Le Superman des années 1970 redessiné par le grand Neal Adams. © 2025 DC, All rights reserved

       

Peut-on penser que Superman soit un héros qui soit passé de mode au fil du temps ?

Je ne le crois pas un seul instant. Selon moi, Superman est toujours resté un compas moral pour les États-Unis. Il est devenu un mythe de la pop-culture du XXe siècle. Andy Wahrol et Roy Lichtenstein en ont tiré des tableaux aujourd’hui célèbre. Quand on dit que Superman est démodé, je prouve avec cette exposition que c’est faux. Superman est un parangon d’intégration, une icône du rêve américain. Il peut tout faire, voler dans l’espace à une vitesse égale à celle de la lumière, abattre une forêt entière à vitesse supersonique et faire de son bois un village ou un bateau.

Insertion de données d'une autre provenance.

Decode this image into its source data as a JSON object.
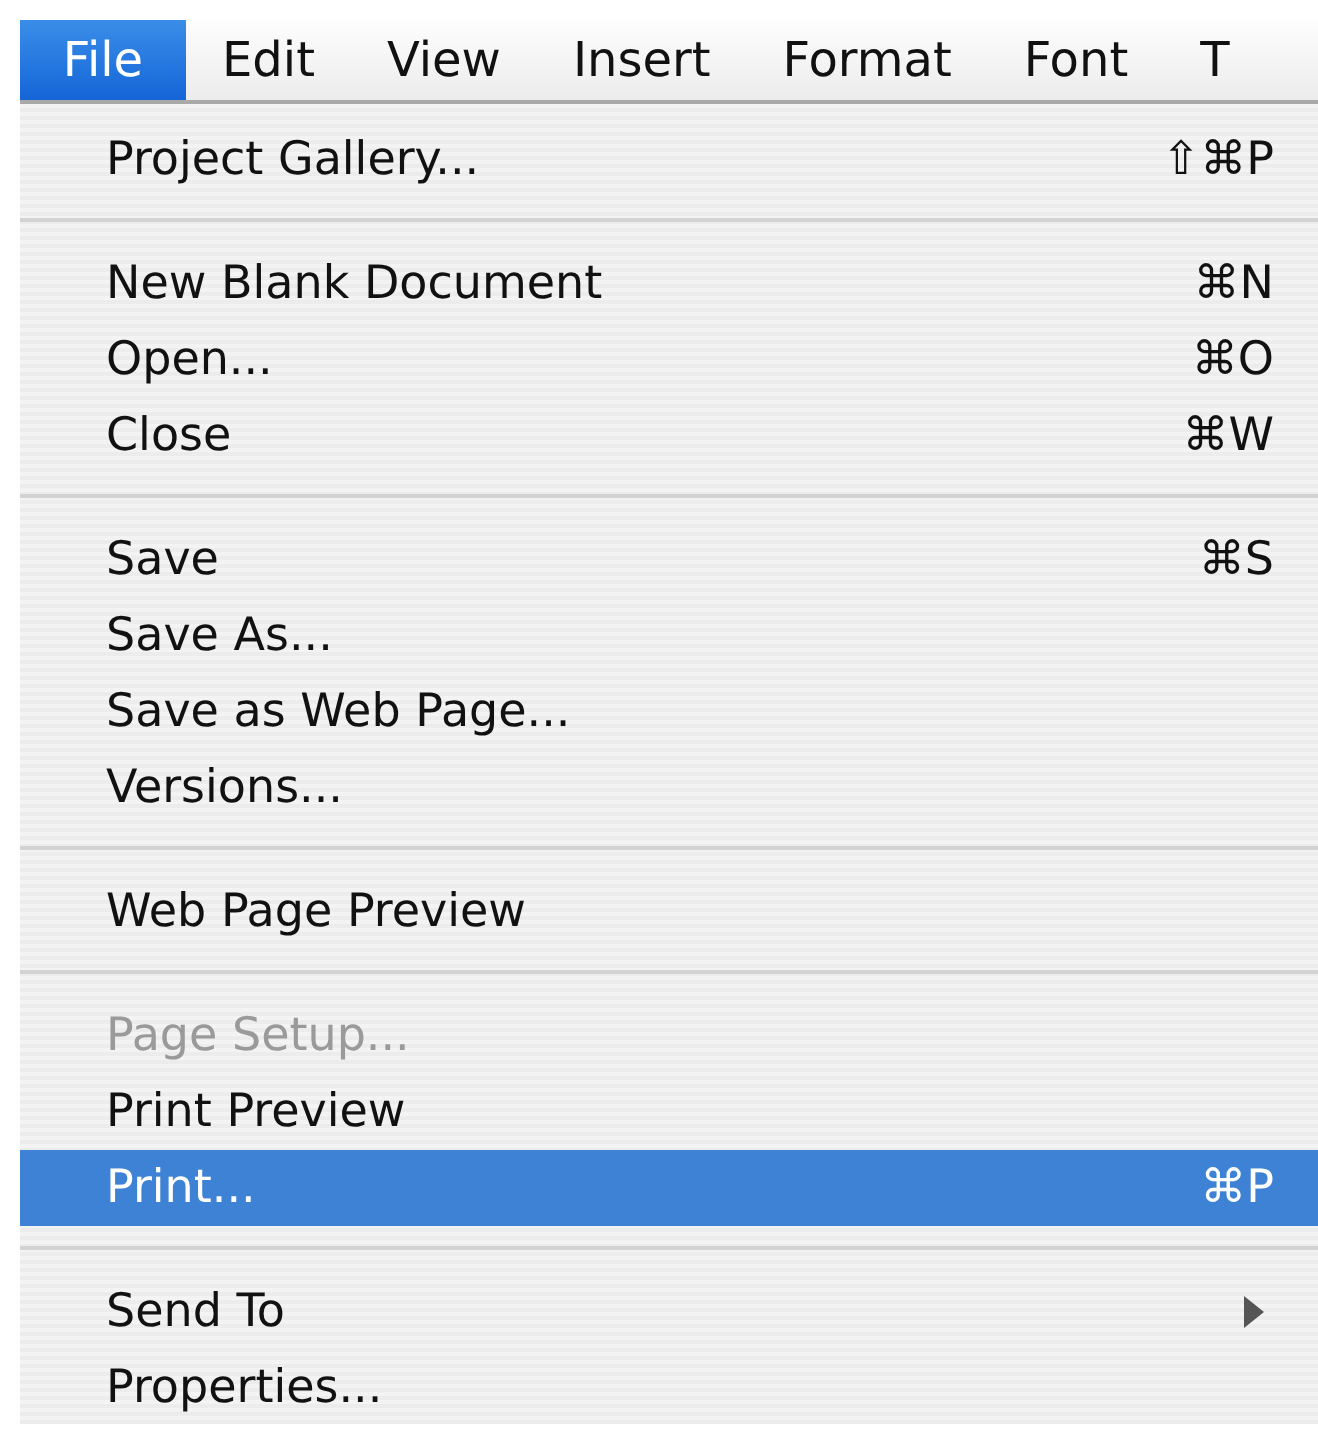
{
  "menu_bar": [
    {
      "label": "File",
      "selected": true
    },
    {
      "label": "Edit",
      "selected": false
    },
    {
      "label": "View",
      "selected": false
    },
    {
      "label": "Insert",
      "selected": false
    },
    {
      "label": "Format",
      "selected": false
    },
    {
      "label": "Font",
      "selected": false
    },
    {
      "label": "T",
      "selected": false
    }
  ],
  "file_menu": {
    "groups": [
      {
        "items": [
          {
            "label": "Project Gallery...",
            "shortcut": "⇧⌘P",
            "disabled": false,
            "selected": false,
            "submenu": false
          }
        ]
      },
      {
        "items": [
          {
            "label": "New Blank Document",
            "shortcut": "⌘N",
            "disabled": false,
            "selected": false,
            "submenu": false
          },
          {
            "label": "Open...",
            "shortcut": "⌘O",
            "disabled": false,
            "selected": false,
            "submenu": false
          },
          {
            "label": "Close",
            "shortcut": "⌘W",
            "disabled": false,
            "selected": false,
            "submenu": false
          }
        ]
      },
      {
        "items": [
          {
            "label": "Save",
            "shortcut": "⌘S",
            "disabled": false,
            "selected": false,
            "submenu": false
          },
          {
            "label": "Save As...",
            "disabled": false,
            "selected": false,
            "submenu": false
          },
          {
            "label": "Save as Web Page...",
            "disabled": false,
            "selected": false,
            "submenu": false
          },
          {
            "label": "Versions...",
            "disabled": false,
            "selected": false,
            "submenu": false
          }
        ]
      },
      {
        "items": [
          {
            "label": "Web Page Preview",
            "disabled": false,
            "selected": false,
            "submenu": false
          }
        ]
      },
      {
        "items": [
          {
            "label": "Page Setup...",
            "disabled": true,
            "selected": false,
            "submenu": false
          },
          {
            "label": "Print Preview",
            "disabled": false,
            "selected": false,
            "submenu": false
          },
          {
            "label": "Print...",
            "shortcut": "⌘P",
            "disabled": false,
            "selected": true,
            "submenu": false
          }
        ]
      },
      {
        "items": [
          {
            "label": "Send To",
            "disabled": false,
            "selected": false,
            "submenu": true
          },
          {
            "label": "Properties...",
            "disabled": false,
            "selected": false,
            "submenu": false
          }
        ]
      }
    ]
  }
}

Il peut percer les montagnes, soulever les transatlantiques, édifier des digues de verre en transformant le sable de la plage, protégeant ainsi la côte d’un tsunami. Par la simple pression de ses mains, il peut porter le charbon à une telle température qu’il le transforme en diamant. D’ailleurs, Superman est comme un diamant. Il possède mille et une facettes, et mille et une vies...

Superman dans sa Forteresse de solitude dans Les derniers jours de Superman, d’Alan Moore, Curt Swan, Dave Gibbons et Rick Veitch, en 2016. © 2025 DC, All rights reserved

Exposition «Superman - Le héros aux mille-et-une vies, au Vaisseau Moebius, 121, rue de Bordeaux - Angoulême (16000 ). Du 30 janvier au 10 mars 2025.